As businesses embrace alternative dispute resolution instead of trial litigation, private contracts increasingly call for arbitration of commercial conflicts. Under New York law, parties can enter into a written agreement to submit any controversy to arbitration, with the courts having jurisdiction to enforce the agreement and enter a judgment on an award. In most instances, the scope of judicial review of the results of private arbitration is limited. One perceived advantage of contracts calling for private arbitration is the ability to limit the kinds of damages — specifically, to exclude punitive damages claims. For nearly two decades, all businesses in New York relied on a state high court ruling that arbitrators could not award punitive damages. Unnoticed by many businesses, the landscape began to change a few years ago, and now many have learned the hard way that they can be hit for punitive damages, even where the underlying contract precludes them.
For many years, New York law seemed clear: privately appointed arbitrators had no authority to award punitive damages, even if the parties’ contract allowed them. The reason was that New York courts considered punitive damages a severe sanction reserved for the judiciary to impose in rare circumstances. Appellate decisions reflected a concern that a party in a superior bargaining position could take unfair advantage to manipulate the process, and that the unfettered discretion of arbitrators to impose punitive damages would destroy the usefulness of arbitrations because awards would be unpredictable, uncontrollable, and free from judicial review of law and fact. See, Garrity v. Lyle Stuart, Inc., 40 N.Y.2d 354, 386 N.Y.S.2d 831, 353 N.E. 2d 793 (1976).
Garrity held sway in New York until a security dealer’s dispute arose in Mastrobuono v. Shearson Lehman Hutton, Inc., 514 U.S. 52, 115 S.Ct. 1212 (1995). There, following an arbitration under the Federal Arbitration Act (“FAA”), the lower courts had followed Garrity by invalidating an award of punitive damages. The United States Supreme Court reversed and upheld the punitive damages award. Relying on prior cases under the FAA, the Court held that punitive damages could be awarded unless excluded by contract, even where the host state’s substantive law would otherwise bar such claims from arbitration. Although the contract had provided that New York’s substantive law would apply, the Supreme Court concluded that the contract did not expressly preclude punitive damages (even though the substantive law of New York did).
The Supreme Court was influenced by a contract provision directing that the private rules of the industry (the National Association of Securities Dealers rules) would apply. The Court found those rules were silent on the issue of punitive damages. The Court thought it unlikely that the parties were even aware of New York’s common law barring punitive damages in private arbitration. It then concluded that even though the common law by which the parties agreed to abide prohibits punitive damages in private arbitrations, such damages could still be awarded.

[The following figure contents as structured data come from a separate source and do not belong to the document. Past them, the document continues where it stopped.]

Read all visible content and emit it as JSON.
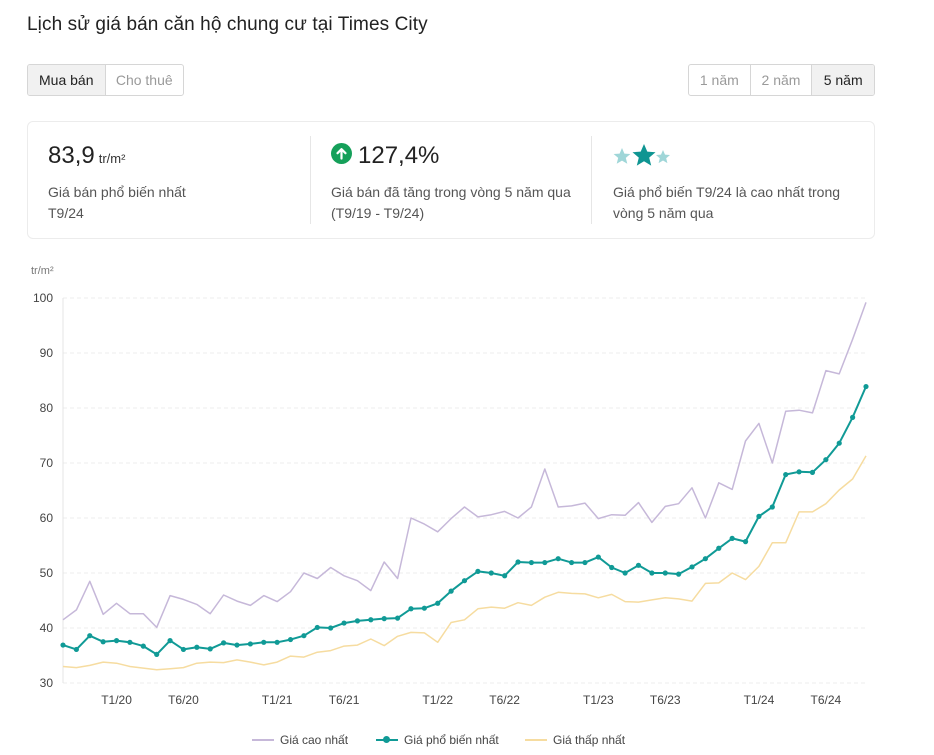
{
  "page_title": "Lịch sử giá bán căn hộ chung cư tại Times City",
  "tabs": {
    "items": [
      {
        "label": "Mua bán",
        "active": true
      },
      {
        "label": "Cho thuê",
        "active": false
      }
    ]
  },
  "ranges": {
    "items": [
      {
        "label": "1 năm",
        "active": false
      },
      {
        "label": "2 năm",
        "active": false
      },
      {
        "label": "5 năm",
        "active": true
      }
    ]
  },
  "stats": {
    "common_price": {
      "value": "83,9",
      "unit": "tr/m²",
      "desc": "Giá bán phổ biến nhất T9/24"
    },
    "growth": {
      "value": "127,4%",
      "icon": "arrow-up-circle-icon",
      "color": "#15a05a",
      "desc": "Giá bán đã tăng trong vòng 5 năm qua (T9/19 - T9/24)"
    },
    "rank": {
      "icon": "stars-icon",
      "desc": "Giá phổ biến T9/24 là cao nhất trong vòng 5 năm qua",
      "color_active": "#0f9592",
      "color_inactive": "#9fd6d8"
    }
  },
  "legend": {
    "max": "Giá cao nhất",
    "common": "Giá phổ biến nhất",
    "min": "Giá thấp nhất"
  },
  "chart_data": {
    "type": "line",
    "unit_label": "tr/m²",
    "ylim": [
      30,
      100
    ],
    "yticks": [
      30,
      40,
      50,
      60,
      70,
      80,
      90,
      100
    ],
    "x_start": "T9/19",
    "x_end": "T9/24",
    "x_tick_labels": [
      {
        "label": "T1/20",
        "index": 4
      },
      {
        "label": "T6/20",
        "index": 9
      },
      {
        "label": "T1/21",
        "index": 16
      },
      {
        "label": "T6/21",
        "index": 21
      },
      {
        "label": "T1/22",
        "index": 28
      },
      {
        "label": "T6/22",
        "index": 33
      },
      {
        "label": "T1/23",
        "index": 40
      },
      {
        "label": "T6/23",
        "index": 45
      },
      {
        "label": "T1/24",
        "index": 52
      },
      {
        "label": "T6/24",
        "index": 57
      }
    ],
    "grid": true,
    "legend_position": "bottom",
    "series": [
      {
        "name": "Giá cao nhất",
        "color": "#c6b8d9",
        "markers": false,
        "values": [
          41.5,
          43.3,
          48.5,
          42.5,
          44.5,
          42.6,
          42.6,
          40.1,
          45.9,
          45.2,
          44.3,
          42.6,
          46.0,
          44.9,
          44.1,
          45.9,
          44.8,
          46.6,
          50.0,
          49.0,
          51.0,
          49.5,
          48.6,
          46.8,
          52.0,
          49.0,
          60.0,
          58.9,
          57.5,
          59.9,
          62.0,
          60.2,
          60.6,
          61.2,
          60.0,
          62.0,
          68.9,
          62.0,
          62.2,
          62.7,
          59.9,
          60.6,
          60.5,
          62.8,
          59.2,
          62.1,
          62.6,
          65.5,
          60.0,
          66.4,
          65.2,
          74.0,
          77.2,
          70.0,
          79.4,
          79.6,
          79.1,
          86.8,
          86.2,
          92.5,
          99.2
        ]
      },
      {
        "name": "Giá phổ biến nhất",
        "color": "#109a96",
        "markers": true,
        "values": [
          36.9,
          36.1,
          38.6,
          37.5,
          37.7,
          37.4,
          36.7,
          35.2,
          37.7,
          36.1,
          36.5,
          36.2,
          37.3,
          36.9,
          37.1,
          37.4,
          37.4,
          37.9,
          38.6,
          40.1,
          40.0,
          40.9,
          41.3,
          41.5,
          41.7,
          41.8,
          43.5,
          43.6,
          44.5,
          46.7,
          48.6,
          50.3,
          50.0,
          49.5,
          52.0,
          51.9,
          51.9,
          52.6,
          51.9,
          51.9,
          52.9,
          51.0,
          50.0,
          51.4,
          50.0,
          50.0,
          49.8,
          51.1,
          52.6,
          54.5,
          56.3,
          55.7,
          60.3,
          62.0,
          67.9,
          68.4,
          68.3,
          70.6,
          73.6,
          78.3,
          83.9
        ]
      },
      {
        "name": "Giá thấp nhất",
        "color": "#f6dca0",
        "markers": false,
        "values": [
          33.0,
          32.8,
          33.2,
          33.8,
          33.6,
          33.0,
          32.7,
          32.4,
          32.6,
          32.8,
          33.6,
          33.8,
          33.7,
          34.2,
          33.8,
          33.3,
          33.8,
          34.9,
          34.7,
          35.6,
          35.9,
          36.7,
          36.9,
          38.0,
          36.8,
          38.5,
          39.2,
          39.1,
          37.4,
          41.0,
          41.5,
          43.5,
          43.8,
          43.6,
          44.6,
          44.1,
          45.6,
          46.5,
          46.3,
          46.2,
          45.5,
          46.1,
          44.8,
          44.7,
          45.1,
          45.5,
          45.3,
          44.9,
          48.1,
          48.2,
          50.0,
          48.8,
          51.2,
          55.5,
          55.5,
          61.1,
          61.1,
          62.6,
          65.1,
          67.1,
          71.3
        ]
      }
    ]
  }
}
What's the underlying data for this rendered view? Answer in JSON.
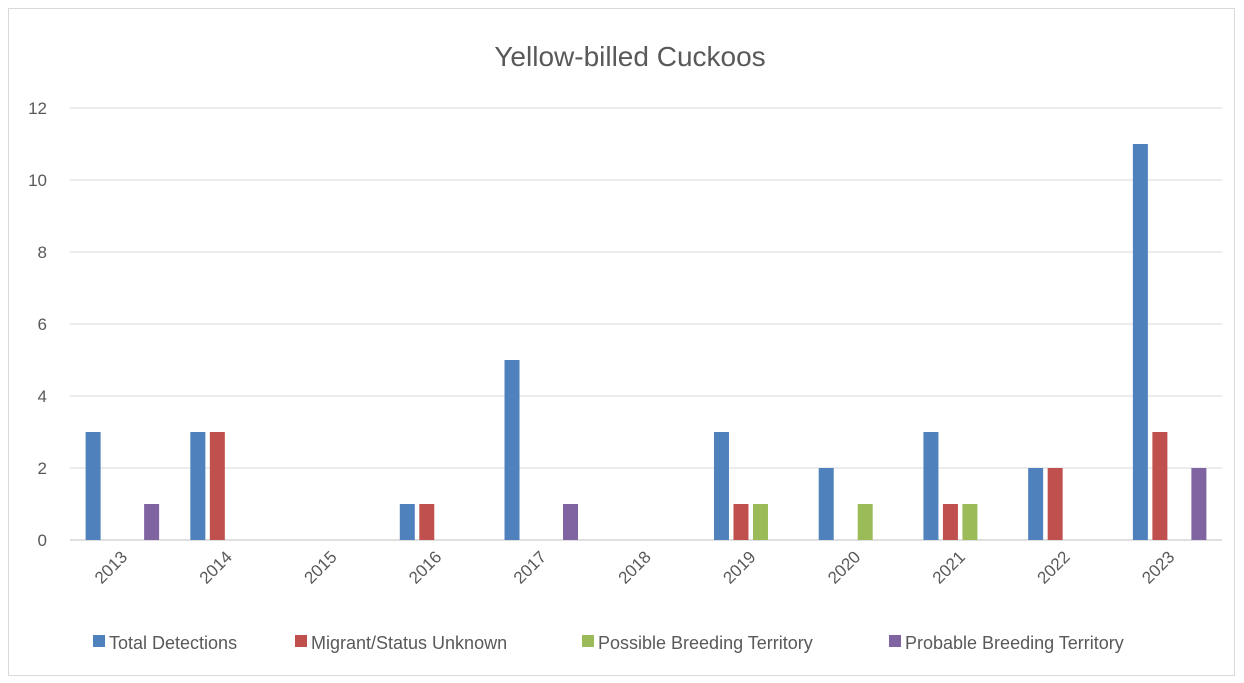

The Supreme Court may have believed that parties were unaware of the proscription against punitive damages in Garrity and its progeny, but it seems more businesses are unaware of Mastrobuono’s overriding effect. Recently, a New York trial court extended Mastrobuono by allowing an arbitrator’s award for punitive damages even where the contract expressly excluded them. In Lian v. First Asset Management, 273 A.D. 2d 163; 710 N.Y.S.2d 52 (2000), the Court found that the contract’s failure to expressly acknowledge Mastrobuono rendered unenforcable an express waiver of punitive damages. The Lian court also rejected the waiver of punitive damages as violative of industry-wide professional rules.
In many commercial contexts, as in Mastrobuono and Lian, there may be overarching professional rules or industry-wide agreements which permit punitive damages. Still, parties may be able to waive liability for punitive damages with forethought and careful contractual drafting. Contractual clarity and a thorough understanding of industry rules and customs may steer parties around Mastrobuono, allowing them to maximize the benefit of commercial arbitration by eliminating punitive damages.